Hence forgiveness being a conscious process we do for OURSELVES. 

 

I agree BOUNDARIES are crucial. 

 

Love your visualisation lol. I imagined what happened at the BEACH today! An elderly man, form a European country, came up to us while we were flying my grandchildrens' KITE! He showed us what his family did when he was a little boy! Awww love that. He took a piece of paper, tore a hole in the centre and put it around the kits string. He said "This is a letter to Heaven". 

 

I'm going to USE that. (Being from generations of sailors I can't smash boats, even in my imagination lol, but I LOVE that this works for you!)

 

Accountability is really funny for me... I had another experience talking with my Fiance today and realised there was ANOTHER person I needed to forgive. They're lining up! Hahaha. 
I think that even the fact I find this all "humorous" leads me to think I'm well on the way. 

 

Yes! Getting to a feeling of "indifference". On Chump Lady we call this "The Land of 'meh'" like we don't love nor hate the person, we simply feel nothing. 

 

I've found EXTREMELY interesting YT talks lately. SO my aim now is to be GRATEFUL for them. Bit of a high goal BUT without having the childhood I had and the many experiences I've had, I would not have discovered the most amazing things about myself; resourcefulness, FAITH, what LOVE means! Courage of a Lion lol. 
Bravery in the face of extreme adversity. 

 

Because I've used all these traits to be where I'm at now. LOVING LIFE, joyful! Happy beyond measure. 
And so it is. 

Yeah my Church experiences were a bit weird when I was younger. Then I was honest with those around me and I felt pushed but embraced. All good there! 

Love EM

 

 

Summer Rose
Blue Voices Member
Blue Voices Member

Hi EM

I suppose my visualisation is a bit extreme! lol But it works for me. Glad it was helpful in some way.

 

Your words are very kind and you seem to been through an awful lot and come out on top!

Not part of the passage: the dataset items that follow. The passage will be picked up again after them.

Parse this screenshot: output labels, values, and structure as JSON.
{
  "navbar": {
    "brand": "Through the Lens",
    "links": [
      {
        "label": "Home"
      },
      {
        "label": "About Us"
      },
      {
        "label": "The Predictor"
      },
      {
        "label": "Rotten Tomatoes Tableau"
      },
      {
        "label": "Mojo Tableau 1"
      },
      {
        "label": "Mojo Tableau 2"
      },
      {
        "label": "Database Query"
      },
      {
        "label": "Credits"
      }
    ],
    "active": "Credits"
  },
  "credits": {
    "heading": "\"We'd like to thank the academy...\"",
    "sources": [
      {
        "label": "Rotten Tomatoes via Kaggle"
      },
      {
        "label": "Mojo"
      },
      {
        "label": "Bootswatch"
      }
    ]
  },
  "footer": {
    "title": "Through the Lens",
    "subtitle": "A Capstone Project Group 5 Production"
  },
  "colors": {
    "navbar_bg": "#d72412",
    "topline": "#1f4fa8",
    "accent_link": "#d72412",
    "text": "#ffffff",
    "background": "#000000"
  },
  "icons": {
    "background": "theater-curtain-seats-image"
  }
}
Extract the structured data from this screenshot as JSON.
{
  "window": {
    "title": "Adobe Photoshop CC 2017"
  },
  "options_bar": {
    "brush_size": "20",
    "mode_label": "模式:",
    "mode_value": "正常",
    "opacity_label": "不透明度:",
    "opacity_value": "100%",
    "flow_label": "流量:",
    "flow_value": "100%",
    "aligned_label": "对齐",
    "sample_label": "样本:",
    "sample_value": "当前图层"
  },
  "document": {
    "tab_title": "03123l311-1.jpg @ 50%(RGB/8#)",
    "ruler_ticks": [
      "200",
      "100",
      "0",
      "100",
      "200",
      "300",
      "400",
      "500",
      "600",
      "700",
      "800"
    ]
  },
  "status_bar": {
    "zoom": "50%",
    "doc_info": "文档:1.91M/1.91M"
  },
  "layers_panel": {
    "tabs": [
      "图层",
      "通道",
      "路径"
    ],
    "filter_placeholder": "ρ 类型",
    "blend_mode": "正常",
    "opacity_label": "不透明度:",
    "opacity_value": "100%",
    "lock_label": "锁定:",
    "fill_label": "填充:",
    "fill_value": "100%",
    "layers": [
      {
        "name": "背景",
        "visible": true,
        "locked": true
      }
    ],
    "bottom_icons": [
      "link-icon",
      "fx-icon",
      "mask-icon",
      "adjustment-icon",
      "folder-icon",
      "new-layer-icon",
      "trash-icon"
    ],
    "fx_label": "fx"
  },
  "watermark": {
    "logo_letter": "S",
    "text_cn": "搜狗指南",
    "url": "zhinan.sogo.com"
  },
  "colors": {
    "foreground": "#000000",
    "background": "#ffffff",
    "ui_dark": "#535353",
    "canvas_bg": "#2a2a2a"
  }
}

I’m very happy for you and grateful for your generous sharing.
You embody hope and provide a great reminder that there is always hope for brighter days ahead.

 

We all need that hope, so keep posting and spreading your great energy. 

Kind thoughts to you 

ecomama
Valued Contributor
Valued Contributor

Dear Summer Rose, I LOVED your visualisation because it worked for you

I LOVE that you shared it with us! So thank you! 

 

Not weird lol, it was freaking AWESOME! Quite like you right? hahaha... I meant that btw. 

 

What ever techniques, processes and understandings we can share here for others, so they feel the same FREEDOM, is worth investing our time for. 

 

Carrying the burdens of hurt from the past into our present day is something we can CHANGE. 
I see forgiveness as part of that healing journey. 
I've now accessed ways to forgive any one with compassion. 1 day with this intention and it worked lol. 

 

NOW is all we have and NOW is when we are creating our future! 

 

I've been Meditating for minimum 3 x per day and the changes within my body and mind are remarkable. 
Everyone around me is NOTICING too! That's hilarious! Hahaha. 

 

This amazing feeling of wellbeing I exude now is spreading to ALL those around me! I feel SO ELATED about this! 

 

Indeed my past was remarkable too lol! A list of horrendous happenings and MIRACLES abound. 
I NEVER LOST FOCUS ON HOW I WANTED MY LIFE TO LOOK! Completely healed, supremely healthy, happy, joyful, abundant in all spheres and it IS this way and gaining momentum. 

 

We ALL have this power within us. 
Love EM

ecomama
Valued Contributor
Valued Contributor

Thank you everyone for your valuable contributions on the Forgiveness topic! 

Just letting everyone know I'm taking time off the forums. All is GREAT in my world, I'm beginning many creative projects for my businesses, focusing on my family and friends in my REAL life. 
It's time. Probably beyond the right time lol. 

 

Thanks everyone, 
Love and best wishes for AWESOME mental HEALTH!